MOUNT PLEASANT — More than 75 residents met here Friday to question whether the town made a mistake in allowing Earl’s Court, a new mix of shops and small single-family homes at the front door of the Old Village.

Many said they felt the project, where construction began last month, is too dense and will alter the character of their neighborhood, the town’s oldest.

The critics included Ann Edwards, wife of former Gov. Jim Edwards, who described the Old Village as a “pearl,” a quiet neighborhood where dogs can lie in the street.

“This is the way of life. This is our history here,” she said. “Where are all these people going to park? Can we reconsider?”

The town’s Planning Commission is set to review aspects of Earl’s Court on Wednesday, but town officials said the development — set to include neighborhood shops and up to 26 homes at a density of 20 homes per acre — already has the zoning approvals it needs.

In response to growing concern in the Old Village, town officials called Friday’s meeting to explain how the development got to this point and to answer residents’ questions.

Town Administrator Eric DeMoura said the town changed its zoning around 2006 to allow denser, taller development along Johnnie Dodds, Coleman, Chuck Dawley and Ben Sawyer boulevards in hopes of directing more growth there instead of further out toward Awendaw.

“We can’t stop more people from moving in. You can’t put officers at the base of the Ravenel bridge and stop people,” he said. “It’s either we start getting denser around an urban core or we get sprawl.”

The town’s zoning change had little immediate effect on its landscape because the economy tanked in 2008. But as the town recovers, not only are the first four homes being framed at Earl’s Court, but the Beach Co.’s four-story Boulevard apartment and retail complex has taken shape along Coleman. It was built with a similar idea of channeling taller, denser development along the town’s established commercial streets.

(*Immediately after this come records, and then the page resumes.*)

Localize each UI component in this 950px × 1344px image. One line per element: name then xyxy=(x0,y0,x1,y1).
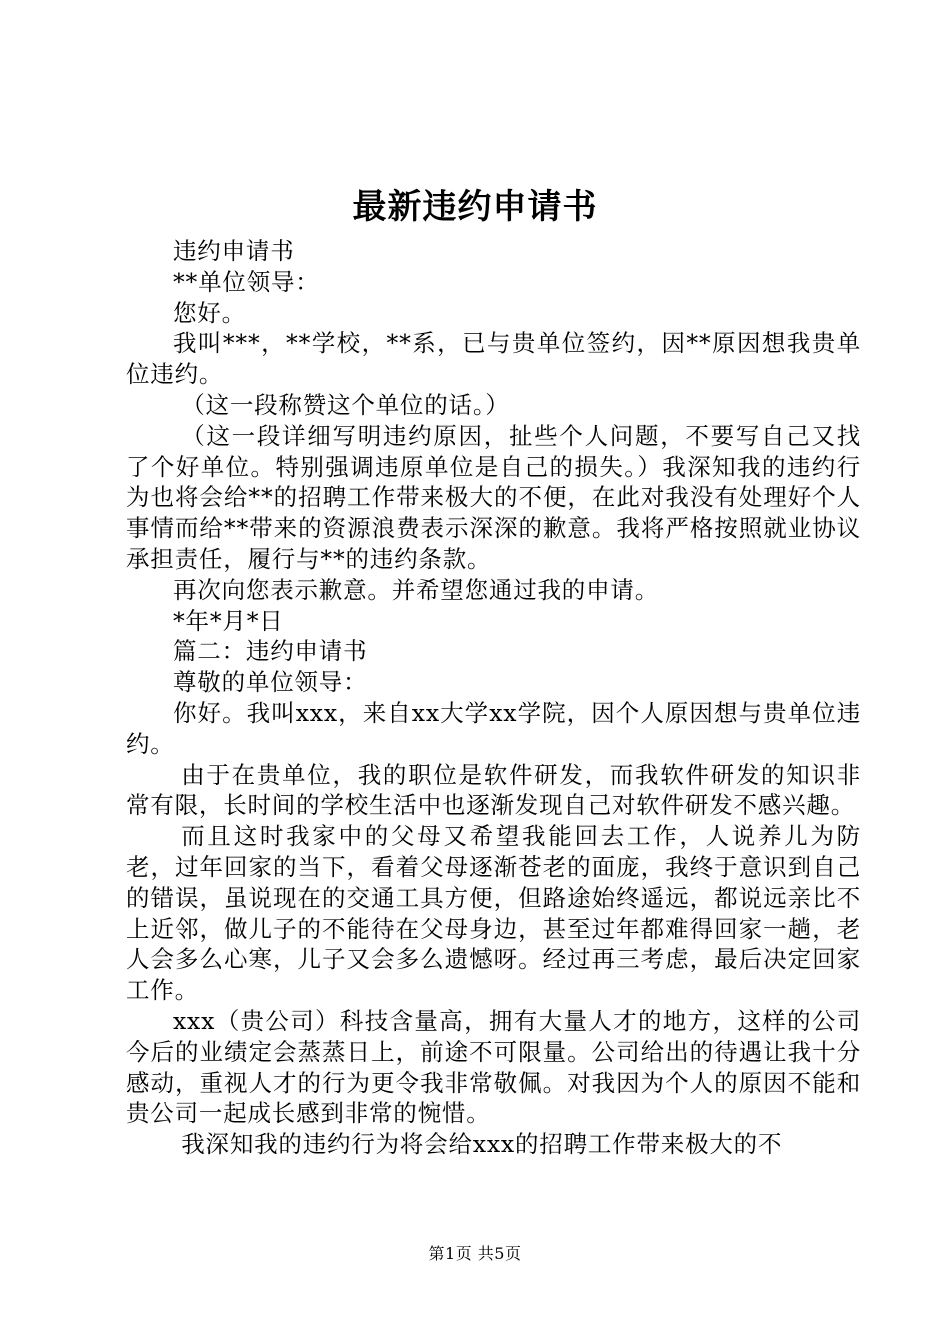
paragraph-greeting: 您好。 xyxy=(173,298,246,327)
paragraph-reason-note: （这一段详细写明违约原因，扯些个人问题，不要写自己又找了个好单位。特别强调违原单位是自己的损失。）我深知我的违约行为也将会给**的招聘工作带来极大的不便，在此对我没有处理好个人事情而给**带来的资源浪费表示深深的歉意。我将严格按照就业协议承担责任，履行与**的违约条款。 xyxy=(126,421,861,573)
paragraph-praise-note: （这一段称赞这个单位的话。） xyxy=(181,390,510,419)
paragraph-apology: 再次向您表示歉意。并希望您通过我的申请。 xyxy=(173,575,659,604)
paragraph-date: *年*月*日 xyxy=(173,606,284,635)
paragraph-introduction: 我叫***，**学校，**系，已与贵单位签约，因**原因想我贵单位违约。 xyxy=(126,329,861,389)
paragraph-family-reason: 而且这时我家中的父母又希望我能回去工作，人说养儿为防老，过年回家的当下，看着父母逐渐苍老的面庞，我终于意识到自己的错误，虽说现在的交通工具方便，但路途始终遥远，都说远亲比不上近邻，做儿子的不能待在父母身边，甚至过年都难得回家一趟，老人会多么心寒，儿子又会多么遗憾呀。经过再三考虑，最后决定回家工作。 xyxy=(126,822,861,1005)
document-title: 最新违约申请书 xyxy=(352,187,598,227)
paragraph-job-reason: 由于在贵单位，我的职位是软件研发，而我软件研发的知识非常有限，长时间的学校生活中也逐渐发现自己对软件研发不感兴趣。 xyxy=(126,760,861,820)
paragraph-part-two-heading: 篇二：违约申请书 xyxy=(173,637,368,666)
paragraph-part-two-salutation: 尊敬的单位领导： xyxy=(173,668,368,697)
paragraph-salutation: **单位领导： xyxy=(173,267,320,296)
paragraph-part-two-introduction: 你好。我叫xxx，来自xx大学xx学院，因个人原因想与贵单位违约。 xyxy=(126,698,861,758)
paragraph-company-regret: xxx（贵公司）科技含量高，拥有大量人才的地方，这样的公司今后的业绩定会蒸蒸日上，前途不可限量。公司给出的待遇让我十分感动，重视人才的行为更令我非常敬佩。对我因为个人的原因不能和贵公司一起成长感到非常的惋惜。 xyxy=(126,1006,861,1128)
page-number-footer: 第1页 共5页 xyxy=(428,1244,522,1263)
paragraph-heading: 违约申请书 xyxy=(173,237,295,265)
document-body xyxy=(126,236,861,1160)
paragraph-continued-apology: 我深知我的违约行为将会给xxx的招聘工作带来极大的不 xyxy=(181,1130,783,1159)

But The Boulevard also drew fire from some Friday, including Lucy Gordon of Simmons Pointe. “Just because many people want to live here does not mean we need to build high rises to pack them in,” she said.

Earl’s Court is being developed by the I’On Group, but the developer didn’t address the crowd Friday. According to its website, the new neighborhood includes 26 single-family homes, all with different designs between 1,000 and 1,700 square feet. It includes a small square, Earl’s Court, named after a Labrador retriever who once held court there.

I’On Group Founder Vince Graham said it was designed to advance the Old Village’s informal charm and authenticity. “Once complete, our hope is that Earl’s Court will blend seamlessly into the surrounding Village,” he said on the website.

But that is not how many residents see it. “This takes away the appeal of our neighborhood,” one man said. “We paid top dollar to be in the neighborhood. This lets you get in for $250,000.”

While the zoning is in place, residents learned that the state Department of Transportation still must approve any plans to allow on-street parking to meet parking requirements there. Others suggested the town should move to block or scale down the next phase.

“What can we change?” resident Dave Shimp asked. “Please tell us how we can get in the system and change the rules.”

Councilman Elton Carrier said it’s possible that Town Council has some options here, “but I’m not going to put the town’s revenues or bank account at stake.” He encouraged residents to contact other council members, adding, “Don’t just hone in on me. I’m glad to take it, but you need to talk to everybody.”

Mayor Linda Page addressed the group briefly before excusing herself to attend a prior commitment. She thanked them for their interest, adding, “We’re going to agree, and we’re not going to agree. This is how it gets good,” she said.

DeMoura said the town — which just recently became South Carolina’s fourth largest municipality — continues to boom, and its population is approaching 75,000. “We’re sort of victims of our own success,” he said.